2012-12-17 | NEWSPAPER EDITION
I'M on my way to the fabric market to do my Christmas shopping. I didn't expect to feel Christmassy in Shanghai, but it turned out I was wrong.Huge, bauble-decked trees have appeared on the main streets. Neon-lit reindeer bear down from the mall at Jing'an Temple. In the coffee shop near my office, the staff have been wearing red Santa hats since October.
While most Chinese people do not actually celebrate Christmas, or Shengdan Jie, it seems they embrace the festive spirit with gusto.
"They're quite right!" I think. "Celebrating other people's festivals is great fun!"
This year I have celebrated China's National Day holiday, the Qingming Festival or Tomb-Sweeping Day and Singles' Day (November 11), as well as France's Bastille Day and a spectacular Thanksgiving, with a dinner hosted by American friends, which only became awkward when I realized I couldn't remember what we were supposed to be giving thanks for.

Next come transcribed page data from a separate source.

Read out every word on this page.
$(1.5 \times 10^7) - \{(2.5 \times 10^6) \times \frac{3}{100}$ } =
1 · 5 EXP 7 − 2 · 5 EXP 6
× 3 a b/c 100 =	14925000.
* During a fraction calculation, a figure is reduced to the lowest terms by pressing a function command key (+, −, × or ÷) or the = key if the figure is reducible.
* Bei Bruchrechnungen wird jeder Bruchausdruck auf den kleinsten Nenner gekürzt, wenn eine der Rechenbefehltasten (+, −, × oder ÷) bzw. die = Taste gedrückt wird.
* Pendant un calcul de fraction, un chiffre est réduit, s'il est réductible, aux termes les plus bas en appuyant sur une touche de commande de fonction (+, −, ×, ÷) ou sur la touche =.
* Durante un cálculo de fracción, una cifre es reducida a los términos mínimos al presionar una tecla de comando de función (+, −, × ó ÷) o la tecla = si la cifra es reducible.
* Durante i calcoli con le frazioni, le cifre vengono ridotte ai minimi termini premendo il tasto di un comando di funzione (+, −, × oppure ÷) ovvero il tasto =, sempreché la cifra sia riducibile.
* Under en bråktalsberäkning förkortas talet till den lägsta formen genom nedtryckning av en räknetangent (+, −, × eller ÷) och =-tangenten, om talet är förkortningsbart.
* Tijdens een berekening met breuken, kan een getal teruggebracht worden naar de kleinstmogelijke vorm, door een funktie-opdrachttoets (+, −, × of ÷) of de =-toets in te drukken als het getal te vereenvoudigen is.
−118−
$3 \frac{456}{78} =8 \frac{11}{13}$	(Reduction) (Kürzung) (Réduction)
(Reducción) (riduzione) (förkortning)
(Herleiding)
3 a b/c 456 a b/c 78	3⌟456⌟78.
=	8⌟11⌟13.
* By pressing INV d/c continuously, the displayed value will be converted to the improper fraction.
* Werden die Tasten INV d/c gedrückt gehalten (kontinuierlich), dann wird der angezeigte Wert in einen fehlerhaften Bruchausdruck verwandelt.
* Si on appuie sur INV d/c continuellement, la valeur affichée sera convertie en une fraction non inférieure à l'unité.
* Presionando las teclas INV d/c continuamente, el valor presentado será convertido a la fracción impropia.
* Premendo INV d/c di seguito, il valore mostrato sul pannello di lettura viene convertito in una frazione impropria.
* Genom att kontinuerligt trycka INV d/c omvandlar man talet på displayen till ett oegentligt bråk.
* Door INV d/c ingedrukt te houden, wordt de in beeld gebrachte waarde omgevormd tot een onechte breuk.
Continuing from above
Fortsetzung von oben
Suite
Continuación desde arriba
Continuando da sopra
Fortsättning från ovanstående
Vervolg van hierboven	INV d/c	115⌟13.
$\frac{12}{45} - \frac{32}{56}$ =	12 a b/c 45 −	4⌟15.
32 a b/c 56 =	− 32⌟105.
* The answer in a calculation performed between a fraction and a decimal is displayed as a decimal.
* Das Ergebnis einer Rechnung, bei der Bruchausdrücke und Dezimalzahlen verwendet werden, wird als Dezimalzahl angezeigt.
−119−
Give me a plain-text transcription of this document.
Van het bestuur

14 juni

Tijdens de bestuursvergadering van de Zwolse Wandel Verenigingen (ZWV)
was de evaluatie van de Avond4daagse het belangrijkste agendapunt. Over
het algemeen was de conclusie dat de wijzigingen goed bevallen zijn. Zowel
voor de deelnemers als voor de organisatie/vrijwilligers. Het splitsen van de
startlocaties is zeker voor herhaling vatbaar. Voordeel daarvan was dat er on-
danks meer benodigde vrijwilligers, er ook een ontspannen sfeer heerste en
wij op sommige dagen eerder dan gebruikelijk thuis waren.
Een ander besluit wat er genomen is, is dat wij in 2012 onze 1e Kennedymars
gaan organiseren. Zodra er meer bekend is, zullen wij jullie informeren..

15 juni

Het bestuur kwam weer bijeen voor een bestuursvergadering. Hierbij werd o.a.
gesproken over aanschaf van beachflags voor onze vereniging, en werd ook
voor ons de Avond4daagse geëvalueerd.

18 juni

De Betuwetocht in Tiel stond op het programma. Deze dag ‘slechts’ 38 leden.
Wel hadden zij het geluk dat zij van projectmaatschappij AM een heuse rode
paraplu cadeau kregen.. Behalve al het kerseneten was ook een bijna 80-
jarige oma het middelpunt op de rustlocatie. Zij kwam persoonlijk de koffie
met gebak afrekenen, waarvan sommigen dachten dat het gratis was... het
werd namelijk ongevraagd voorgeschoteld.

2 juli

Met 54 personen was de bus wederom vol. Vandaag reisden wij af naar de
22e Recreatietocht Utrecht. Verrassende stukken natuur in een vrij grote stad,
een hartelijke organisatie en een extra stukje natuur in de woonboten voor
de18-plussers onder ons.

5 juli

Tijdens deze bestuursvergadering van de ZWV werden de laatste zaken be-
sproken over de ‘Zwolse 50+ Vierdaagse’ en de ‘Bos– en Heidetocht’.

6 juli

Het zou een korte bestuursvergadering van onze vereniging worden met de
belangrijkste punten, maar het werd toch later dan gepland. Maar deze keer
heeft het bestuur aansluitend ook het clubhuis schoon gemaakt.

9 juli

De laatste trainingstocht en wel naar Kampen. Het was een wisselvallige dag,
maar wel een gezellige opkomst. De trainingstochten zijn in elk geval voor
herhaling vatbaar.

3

"What are we giving thanks for?" I whispered to my British friend next to me.
"I don't know," he said in embarrassment. "I think it's something to do with pilgrims. Pass the turkey, will you?"
Being away from home also unleashes a degree of competition among the different national communities as to who has the best Christmas traditions. The clear winners, to my mind, are the Germans who have set up a market in a local brewery to rival anything in Bavaria, with the added exoticism of red bean cakes and tofu standing next to Gluhwein and bratwurst. "Ingenious," I think. "They'll be making sauerkraut dumplings next."
This year I have decided to buy my Christmas presents at the fabric market on the basis that even if people don't want more scarves, at least they will be cashmere.
I have a love-hate relationship with the fabric market owing to my morbid fear of haggling, something I am exceptionally bad at.
"I'm British," I think. "I was raised where the price that is set is the price, fair and square. It is improper to think otherwise."
In China, however, nothing has a fixed price, and I have a lot of presents to buy, so I decide to take my friend Matt along for support. Matt is so good at haggling that he even gets discounts in regular stores.
"I never pay more than half price for anything," he says proudly. "And I don't consider it a proper negotiation unless I have walked away three times and they have chased after me."
In contrast, I always pay full price, tip on occasion and sometimes find myself adding in items that I do not need or want. "No one chases after me when I walk away," I tell Matt sadly. "Although once I saw a stall holder laughing as I left."
I watch as Matt deftly bargains down a tablecloth to less than half price, a whirlwind mini-drama of emotion almost Shakespearean in intensity. As he walks away the stall holder gazes after him admiringly.
"I can do that!" I think. My mum has requested silk to make a pair of trousers. "How much is this silk?" I ask a stall holder nonchalantly. "250 kuai (US$40) a meter," she says.
"That sounds reasonable!" I think. "I thought it would be much more than that!"
Then I remember that I am supposed to be haggling. I contort my face into an expression of shocked outrage. I emit a little laugh.
"250 kuai (yuan)!" I say scornfully.
"How about we say 200 a meter and we're good."
"That was great," I think smugly. "Tough, but fair."
I can see Matt in the corner making a cutting motion with his hands.
"I mean, 100 kuai a meter!" I say. "You see, I'm buying Christmas presents for my family. But the flight was a lot so I can't afford to get them anything too expensive."
"We don't celebrate Christmas in China. Spring Festival ... that's when Chinese people celebrate," the silk seller says curtly.
"I see. Well thank you very much, I think my mum is really going to love this," I say, as I hand over the amount in full.